I'm SO glad that I read this novel! It's not Middlemarch, but it's right up there in my affections. But why? Why did Thomas Hardy stop writing novels after Jude? He'd finally hit his stride. He lived another 30 years. I mourn to think of all the great novels stoppered up inside him. Sadly, I know why he quit and went to poetry. Couldn't he have just blown cigar smoke in his critics' faces and told them to shove it?

I'm trying to pull myself together enough to write about this novel. Sue Bridehead was hard work. My friend Mike commented that she was the original Manic Pixie Dream Girl. I understood her impulse to question everything and go with her gut, but after a while I wanted to shake her. It was a relief when she was out of the novel for a bit and Arabella would come clomping back in.

 And poor Jude! It's interesting that Hardy made him a stonemason, for he was always butting his head against stone walls, especially the academic ones that he longed to pass through. Even though he couldn't have what he wanted, he was continually willing to make the necessary adjustments to go on.

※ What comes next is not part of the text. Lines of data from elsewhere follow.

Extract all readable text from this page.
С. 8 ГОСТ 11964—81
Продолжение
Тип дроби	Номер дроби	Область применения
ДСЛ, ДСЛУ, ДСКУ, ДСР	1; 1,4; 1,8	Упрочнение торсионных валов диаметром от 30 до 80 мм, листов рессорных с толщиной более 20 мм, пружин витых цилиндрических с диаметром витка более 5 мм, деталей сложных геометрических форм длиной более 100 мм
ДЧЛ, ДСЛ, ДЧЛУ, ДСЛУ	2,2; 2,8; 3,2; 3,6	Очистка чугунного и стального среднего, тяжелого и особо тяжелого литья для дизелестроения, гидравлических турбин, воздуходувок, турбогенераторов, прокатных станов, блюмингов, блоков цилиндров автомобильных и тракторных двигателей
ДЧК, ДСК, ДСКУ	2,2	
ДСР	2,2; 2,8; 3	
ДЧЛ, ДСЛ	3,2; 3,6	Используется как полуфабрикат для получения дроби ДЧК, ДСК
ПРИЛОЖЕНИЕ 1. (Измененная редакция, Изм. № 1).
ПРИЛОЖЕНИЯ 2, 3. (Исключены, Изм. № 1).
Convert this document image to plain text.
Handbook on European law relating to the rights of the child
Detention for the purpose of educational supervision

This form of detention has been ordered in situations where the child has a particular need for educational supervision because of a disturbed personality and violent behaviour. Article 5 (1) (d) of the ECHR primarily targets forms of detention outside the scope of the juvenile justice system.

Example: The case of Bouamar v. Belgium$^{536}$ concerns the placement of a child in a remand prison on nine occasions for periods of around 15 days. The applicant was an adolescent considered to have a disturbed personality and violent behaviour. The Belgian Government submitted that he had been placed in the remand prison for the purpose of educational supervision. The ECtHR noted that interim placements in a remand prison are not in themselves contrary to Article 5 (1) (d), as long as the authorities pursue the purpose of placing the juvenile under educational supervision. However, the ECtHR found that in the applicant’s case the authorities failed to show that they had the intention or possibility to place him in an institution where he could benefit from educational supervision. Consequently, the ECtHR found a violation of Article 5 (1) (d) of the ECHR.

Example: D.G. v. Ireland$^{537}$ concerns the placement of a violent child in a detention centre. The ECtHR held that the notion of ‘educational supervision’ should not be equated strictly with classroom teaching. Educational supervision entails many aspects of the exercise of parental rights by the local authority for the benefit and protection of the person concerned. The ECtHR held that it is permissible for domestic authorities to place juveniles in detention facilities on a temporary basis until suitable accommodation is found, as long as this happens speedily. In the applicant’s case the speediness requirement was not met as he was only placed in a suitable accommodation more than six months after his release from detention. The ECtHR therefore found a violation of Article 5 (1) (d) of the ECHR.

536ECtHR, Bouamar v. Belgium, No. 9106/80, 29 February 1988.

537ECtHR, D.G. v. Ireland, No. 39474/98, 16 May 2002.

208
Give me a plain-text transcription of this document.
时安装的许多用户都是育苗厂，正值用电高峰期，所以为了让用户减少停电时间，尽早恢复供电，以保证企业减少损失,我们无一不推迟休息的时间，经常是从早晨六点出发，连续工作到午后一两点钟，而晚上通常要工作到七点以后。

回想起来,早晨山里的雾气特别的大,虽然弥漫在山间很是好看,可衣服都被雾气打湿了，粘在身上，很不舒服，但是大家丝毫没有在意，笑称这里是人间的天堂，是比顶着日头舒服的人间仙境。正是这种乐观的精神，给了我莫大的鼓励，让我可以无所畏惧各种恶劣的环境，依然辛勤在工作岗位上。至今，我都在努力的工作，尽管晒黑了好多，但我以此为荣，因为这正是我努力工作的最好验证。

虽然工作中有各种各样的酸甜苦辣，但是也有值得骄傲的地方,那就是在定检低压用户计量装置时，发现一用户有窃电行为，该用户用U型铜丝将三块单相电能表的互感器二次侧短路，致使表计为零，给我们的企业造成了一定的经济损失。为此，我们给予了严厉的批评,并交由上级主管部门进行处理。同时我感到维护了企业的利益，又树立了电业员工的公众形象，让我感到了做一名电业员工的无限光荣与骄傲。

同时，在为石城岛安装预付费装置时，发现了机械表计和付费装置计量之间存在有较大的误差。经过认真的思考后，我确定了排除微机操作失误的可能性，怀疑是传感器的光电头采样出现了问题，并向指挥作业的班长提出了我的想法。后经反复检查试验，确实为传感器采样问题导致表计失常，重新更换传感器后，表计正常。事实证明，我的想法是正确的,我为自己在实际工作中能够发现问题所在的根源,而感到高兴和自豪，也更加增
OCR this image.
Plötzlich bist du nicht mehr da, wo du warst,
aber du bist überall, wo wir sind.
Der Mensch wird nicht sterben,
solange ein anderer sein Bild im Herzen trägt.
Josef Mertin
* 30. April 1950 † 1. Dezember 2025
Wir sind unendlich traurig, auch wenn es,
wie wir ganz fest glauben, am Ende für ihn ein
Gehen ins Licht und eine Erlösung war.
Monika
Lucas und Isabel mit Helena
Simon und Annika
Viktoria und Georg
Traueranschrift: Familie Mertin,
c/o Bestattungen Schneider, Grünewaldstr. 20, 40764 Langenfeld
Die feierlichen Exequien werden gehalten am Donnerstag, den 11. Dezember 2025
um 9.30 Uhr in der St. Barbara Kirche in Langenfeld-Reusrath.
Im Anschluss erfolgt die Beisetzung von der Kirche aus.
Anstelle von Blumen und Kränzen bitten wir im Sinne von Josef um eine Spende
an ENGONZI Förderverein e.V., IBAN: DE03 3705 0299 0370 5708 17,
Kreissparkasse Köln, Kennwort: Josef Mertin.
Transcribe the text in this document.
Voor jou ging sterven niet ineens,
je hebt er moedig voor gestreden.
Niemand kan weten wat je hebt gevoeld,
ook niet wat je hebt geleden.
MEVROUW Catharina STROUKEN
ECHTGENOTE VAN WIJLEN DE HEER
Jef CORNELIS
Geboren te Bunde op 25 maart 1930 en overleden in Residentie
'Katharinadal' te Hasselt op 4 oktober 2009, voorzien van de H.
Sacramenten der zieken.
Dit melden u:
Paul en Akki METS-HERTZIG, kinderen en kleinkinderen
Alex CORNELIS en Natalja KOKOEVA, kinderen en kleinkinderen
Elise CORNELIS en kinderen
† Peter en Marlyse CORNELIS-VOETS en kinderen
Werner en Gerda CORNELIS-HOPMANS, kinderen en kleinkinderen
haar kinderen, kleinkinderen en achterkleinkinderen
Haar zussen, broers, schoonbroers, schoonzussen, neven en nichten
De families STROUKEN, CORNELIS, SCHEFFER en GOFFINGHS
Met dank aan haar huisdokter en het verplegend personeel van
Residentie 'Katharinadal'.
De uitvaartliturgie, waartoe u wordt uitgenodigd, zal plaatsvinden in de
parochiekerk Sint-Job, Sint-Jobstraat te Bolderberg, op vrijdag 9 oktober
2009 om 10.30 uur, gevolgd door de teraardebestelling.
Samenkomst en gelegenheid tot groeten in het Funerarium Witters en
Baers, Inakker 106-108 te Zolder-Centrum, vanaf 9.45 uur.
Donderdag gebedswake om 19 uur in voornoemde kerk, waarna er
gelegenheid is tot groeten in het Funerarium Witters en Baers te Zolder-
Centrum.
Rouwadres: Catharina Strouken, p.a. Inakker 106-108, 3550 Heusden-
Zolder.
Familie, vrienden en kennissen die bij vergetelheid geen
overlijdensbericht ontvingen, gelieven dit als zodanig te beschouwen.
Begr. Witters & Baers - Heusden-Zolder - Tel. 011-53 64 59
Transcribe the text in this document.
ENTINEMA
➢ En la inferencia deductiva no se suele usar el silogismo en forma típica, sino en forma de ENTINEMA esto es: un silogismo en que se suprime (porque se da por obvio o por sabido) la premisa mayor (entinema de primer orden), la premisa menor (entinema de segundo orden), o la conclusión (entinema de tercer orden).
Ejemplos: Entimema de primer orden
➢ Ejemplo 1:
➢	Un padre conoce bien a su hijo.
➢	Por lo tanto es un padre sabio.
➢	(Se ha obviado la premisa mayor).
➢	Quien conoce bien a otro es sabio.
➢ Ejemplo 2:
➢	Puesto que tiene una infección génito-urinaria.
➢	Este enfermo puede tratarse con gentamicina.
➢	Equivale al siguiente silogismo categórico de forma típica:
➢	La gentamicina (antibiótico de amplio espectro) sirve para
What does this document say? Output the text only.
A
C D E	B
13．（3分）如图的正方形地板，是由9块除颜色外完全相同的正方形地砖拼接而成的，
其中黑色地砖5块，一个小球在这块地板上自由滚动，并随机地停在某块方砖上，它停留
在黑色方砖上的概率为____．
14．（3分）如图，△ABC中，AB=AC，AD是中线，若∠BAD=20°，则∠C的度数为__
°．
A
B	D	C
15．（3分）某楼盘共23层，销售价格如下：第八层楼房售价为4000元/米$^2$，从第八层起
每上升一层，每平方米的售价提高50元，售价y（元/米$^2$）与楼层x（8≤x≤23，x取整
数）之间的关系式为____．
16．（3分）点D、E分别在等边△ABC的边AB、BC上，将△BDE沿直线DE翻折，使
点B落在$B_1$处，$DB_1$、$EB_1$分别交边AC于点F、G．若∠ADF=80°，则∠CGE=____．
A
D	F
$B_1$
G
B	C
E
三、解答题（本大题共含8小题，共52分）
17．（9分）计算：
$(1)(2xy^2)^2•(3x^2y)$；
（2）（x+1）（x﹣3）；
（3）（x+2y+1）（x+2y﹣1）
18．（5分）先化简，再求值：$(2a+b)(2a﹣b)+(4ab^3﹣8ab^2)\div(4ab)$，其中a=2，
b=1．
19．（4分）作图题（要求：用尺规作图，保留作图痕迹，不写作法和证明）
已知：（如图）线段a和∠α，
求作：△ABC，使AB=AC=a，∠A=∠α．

Jude the Obscure reminded me of Edith Wharton's The House of Mirth, with doors endlessly slamming shut. Heartbreaking. Depressing. I was a wreck; I love this book so much. Why did I think I didn't like Hardy? Now I have to go back and read all his novels. Where should I begin?

I started out reading Jude on my Kindle, but switched to listening sometime after Sue ran away from the teachers' college. The audiobook is on YouTube and it's wonderful. It's even better than Hugh Laurie's brilliant reading of Great Expectations. I wish I knew who the reader is; his voice is gorgeous. I'd listen to him read the Kansas City phone book while washing out his sweaty socks by hand.


Teresa said...

I'm so pleased that you enjoyed this so much! It's an amazing book, and I have to admit that I rather like Sue. If I'd lived back then, I think I might have been like her because the rules were just too unbearable.

As for what to read next, The Return of the Native has some similar themes to Jude. Tess of the D'Urbervilles is my other favorite--I can't choose between it and Jude. And then there's Mayor of Casterbridge and Far from the Madding Crowd and The Woodlanders. All wonderful!

Beth said...

I read it in high school and was traumatized for life. It's now my bench mark for an unhappy ending.

Maybe I should try it again as an adult. All I remember is the death of all the kids.

Melissa (Avid Reader) said...

Yes! This was my very first Hardy novel and it hit me hard. It's so beautiful and heartbreaking. I'm reading Tess of the Dubervilles right now and I'm reminded all over again of why I love his work.